Economy & Trade, Global, Global Geopolitics, Headlines, Latin America & the Caribbean

DEVELOPMENT: ‘Thailand Effect’ Eclipses Rush for GDP Growth

Estrella Gutierrez

CARACAS, Nov 30 1997 (IPS) - Fast growth, investment flows that the economy is unable to absorb and a poorly-based upward trend in exports summarises a development model whose serious shortcomings have been highlighted by the crisis in southeast Asia, according to a new Latin American Economic System (SELA) report.

The Venezuela-based regional body, which groups 27 Latin American and Caribbean nations, released a report containing a series of lessons this week on the “Thailand effect” which has been shaking Asian economies since July and harassing other emerging countries, like Brazil.

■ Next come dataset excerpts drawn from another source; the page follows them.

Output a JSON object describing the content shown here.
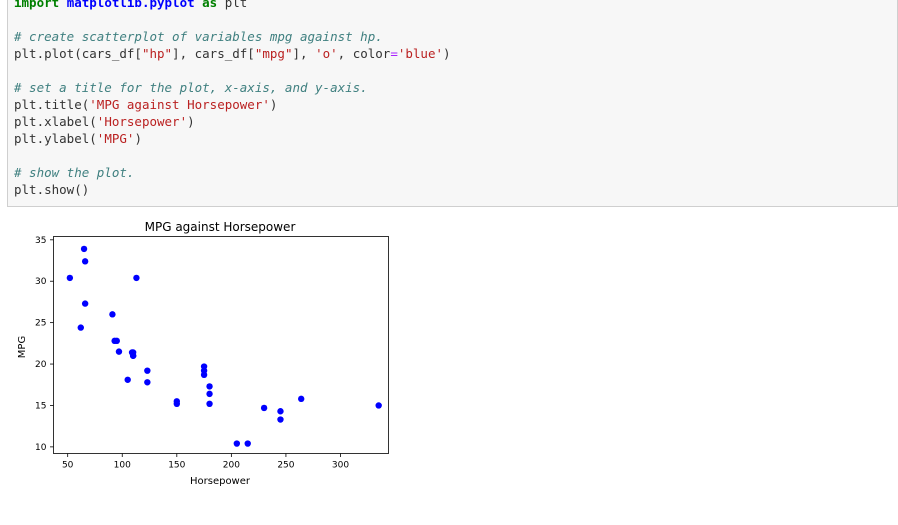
{
  "code": {
    "lines": [
      {
        "segments": [
          [
            "kw",
            "import"
          ],
          [
            "plain",
            " "
          ],
          [
            "mod",
            "matplotlib.pyplot"
          ],
          [
            "plain",
            " "
          ],
          [
            "kw",
            "as"
          ],
          [
            "plain",
            " plt"
          ]
        ]
      },
      {
        "segments": []
      },
      {
        "segments": [
          [
            "com",
            "# create scatterplot of variables mpg against hp."
          ]
        ]
      },
      {
        "segments": [
          [
            "plain",
            "plt.plot(cars_df["
          ],
          [
            "str",
            "\"hp\""
          ],
          [
            "plain",
            "], cars_df["
          ],
          [
            "str",
            "\"mpg\""
          ],
          [
            "plain",
            "], "
          ],
          [
            "str",
            "'o'"
          ],
          [
            "plain",
            ", color"
          ],
          [
            "op",
            "="
          ],
          [
            "str",
            "'blue'"
          ],
          [
            "plain",
            ")"
          ]
        ]
      },
      {
        "segments": []
      },
      {
        "segments": [
          [
            "com",
            "# set a title for the plot, x-axis, and y-axis."
          ]
        ]
      },
      {
        "segments": [
          [
            "plain",
            "plt.title("
          ],
          [
            "str",
            "'MPG against Horsepower'"
          ],
          [
            "plain",
            ")"
          ]
        ]
      },
      {
        "segments": [
          [
            "plain",
            "plt.xlabel("
          ],
          [
            "str",
            "'Horsepower'"
          ],
          [
            "plain",
            ")"
          ]
        ]
      },
      {
        "segments": [
          [
            "plain",
            "plt.ylabel("
          ],
          [
            "str",
            "'MPG'"
          ],
          [
            "plain",
            ")"
          ]
        ]
      },
      {
        "segments": []
      },
      {
        "segments": [
          [
            "com",
            "# show the plot."
          ]
        ]
      },
      {
        "segments": [
          [
            "plain",
            "plt.show()"
          ]
        ]
      }
    ]
  },
  "chart_data": {
    "type": "scatter",
    "title": "MPG against Horsepower",
    "xlabel": "Horsepower",
    "ylabel": "MPG",
    "xlim": [
      37,
      344
    ],
    "ylim": [
      9.2,
      35.4
    ],
    "xticks": [
      50,
      100,
      150,
      200,
      250,
      300
    ],
    "yticks": [
      10,
      15,
      20,
      25,
      30,
      35
    ],
    "marker_color": "#0000ff",
    "grid": false,
    "points": [
      [
        110,
        21.0
      ],
      [
        110,
        21.0
      ],
      [
        93,
        22.8
      ],
      [
        110,
        21.4
      ],
      [
        175,
        18.7
      ],
      [
        105,
        18.1
      ],
      [
        245,
        14.3
      ],
      [
        62,
        24.4
      ],
      [
        95,
        22.8
      ],
      [
        123,
        19.2
      ],
      [
        123,
        17.8
      ],
      [
        180,
        16.4
      ],
      [
        180,
        17.3
      ],
      [
        180,
        15.2
      ],
      [
        205,
        10.4
      ],
      [
        215,
        10.4
      ],
      [
        230,
        14.7
      ],
      [
        66,
        32.4
      ],
      [
        52,
        30.4
      ],
      [
        65,
        33.9
      ],
      [
        97,
        21.5
      ],
      [
        150,
        15.5
      ],
      [
        150,
        15.2
      ],
      [
        245,
        13.3
      ],
      [
        175,
        19.2
      ],
      [
        66,
        27.3
      ],
      [
        91,
        26.0
      ],
      [
        113,
        30.4
      ],
      [
        264,
        15.8
      ],
      [
        175,
        19.7
      ],
      [
        335,
        15.0
      ],
      [
        109,
        21.4
      ]
    ]
  }
}
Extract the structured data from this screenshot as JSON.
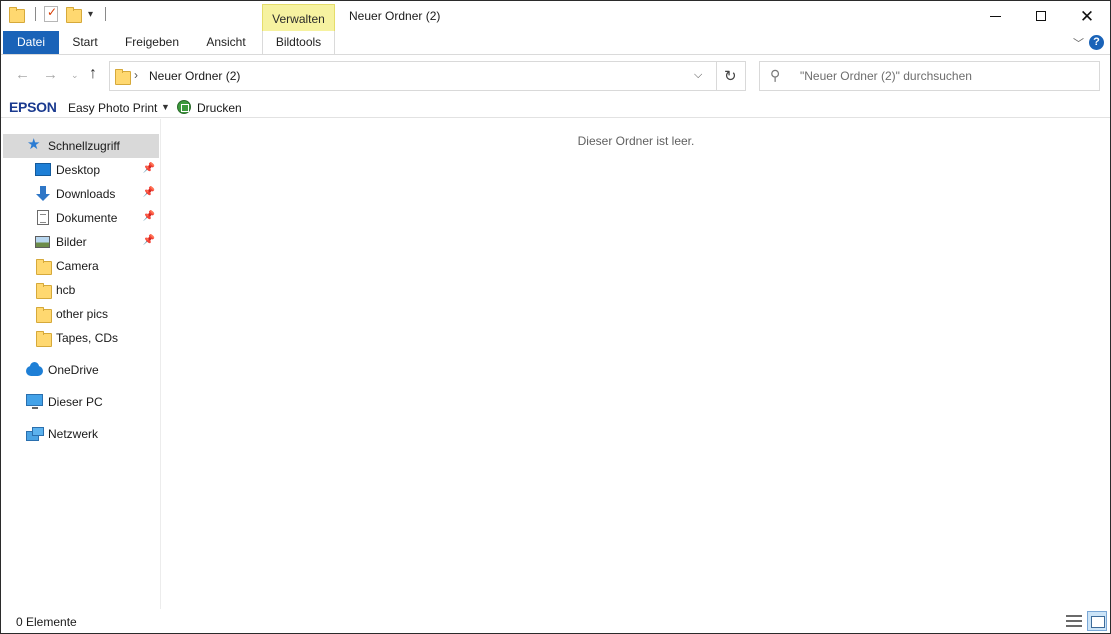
{
  "window": {
    "title": "Neuer Ordner (2)",
    "context_tab_group": "Verwalten"
  },
  "ribbon": {
    "tabs": [
      "Datei",
      "Start",
      "Freigeben",
      "Ansicht",
      "Bildtools"
    ],
    "accent": "#1a63b8",
    "context_color": "#f6f2a0"
  },
  "address": {
    "breadcrumb": "Neuer Ordner (2)",
    "search_placeholder": "\"Neuer Ordner (2)\" durchsuchen"
  },
  "epson_bar": {
    "brand": "EPSON",
    "app": "Easy Photo Print",
    "print_label": "Drucken"
  },
  "nav": {
    "quick_access": "Schnellzugriff",
    "pinned": [
      {
        "label": "Desktop",
        "icon": "desktop-icon"
      },
      {
        "label": "Downloads",
        "icon": "downloads-icon"
      },
      {
        "label": "Dokumente",
        "icon": "documents-icon"
      },
      {
        "label": "Bilder",
        "icon": "pictures-icon"
      }
    ],
    "folders": [
      "Camera",
      "hcb",
      "other pics",
      "Tapes, CDs"
    ],
    "roots": [
      {
        "label": "OneDrive",
        "icon": "onedrive-icon"
      },
      {
        "label": "Dieser PC",
        "icon": "this-pc-icon"
      },
      {
        "label": "Netzwerk",
        "icon": "network-icon"
      }
    ]
  },
  "content": {
    "empty_message": "Dieser Ordner ist leer."
  },
  "status": {
    "item_count": "0 Elemente"
  }
}
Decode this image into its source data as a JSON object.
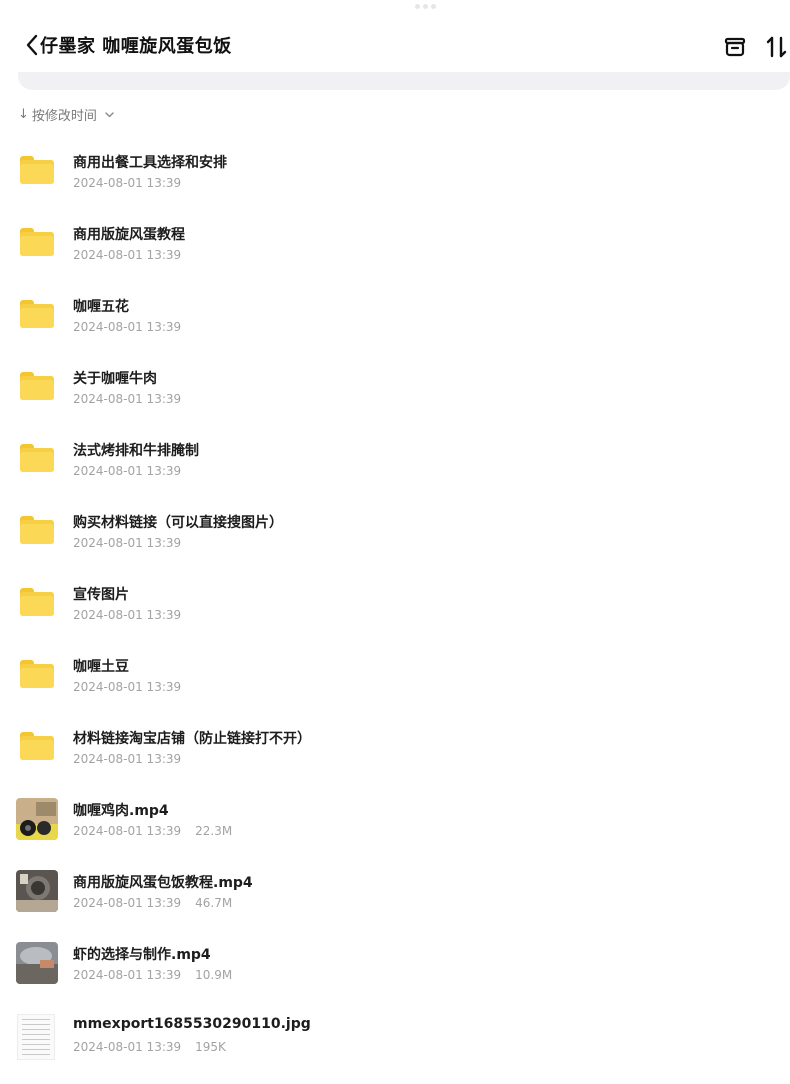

Titled “The Markets Rumble and the Tigers Tremble: Lessons for Development,” the report concludes that solid economic structures are necessary, rather than “accelerated growth that outstrips the economy’s productive capacity and absorbency.”

According to SELA, the all-out rush towards high levels of Gross Domestic Product (GDP) growth, the leading indicator used to measure development within the model imposed by the multilateral lending system, could turn out to be difficult to control.

Another lesson, the report adds, is that the competitiveness of exports must not be based on momentary elements like exchange rates, but rather on structural elements such as diversification, high added value and internationally competitive costs.

In addition, domestic and foreign investment should be channeled into productive activities which support structural development.

The most volatile and highest risk investment flows are those concentrated in activities like real estate, the report explains.

An additional lesson is that a decline in banking is particularly dangerous when the sector starts to depend on a boom such as in real estate, and foreign debts which must be paid with a devalued currency are contracted.

SELA describes crises like the one that broke out with the financial crash in Thailand as “predictable shake-ups,” because they arise within an unstable macroeconomic framework and create a “domino effect” with serious global implications and characteristics peculiar to the developing South.

Furthermore, they have swift and uncontrollable repercussions on the global economic system, especially due to the increasing globalisation of financial markets.

While the current crisis differs in a number of significant aspects from the one that broke out in Mexico in 1994, they have in common a sharpening of the adverse effects of speculative capitals as well as the common lessons to be learned, says SELA.

The crash of the Mexican peso and resultant “tequila effect”, which gave a beating to several leading Latin American economies in 1994 and 1995, was a “crisis of recovery,” according to the report, fall-out from the debt crisis of the 1980s, when countries in the region underwent major adjustments in order to stabilise their economies.

The Asian crisis, on the other hand, is termed a “crisis of growth”, because it has hit economies which represent the most successful model of the 1990s, the “Asian tigers.”

The economies of southeast Asia were characterised by elevated GDP growth, the world’s highest investment rates and comfortable levels of foreign reserves, while they controlled a pivotal proportion of the world’s trade and capital flows.

But there are common and recurrent elements that increased vulnerability to financial turmoil in both cases.

SELA cites, for example, current accounts deficits and unfavourable trends in balance of trade, large fiscal deficits, trade deficits arising from the appreciation of exchange rates, loss of competitiveness in the export sector, and high growth rates and levels of debt.

Although the regional body did not venture to pronounce itself on whether or not one of the lessons arising from the crisis in the Asian markets is the need for controls on capital flows and the exchange system, it does indicate that that is a dilemma which emerging countries will soon have to define.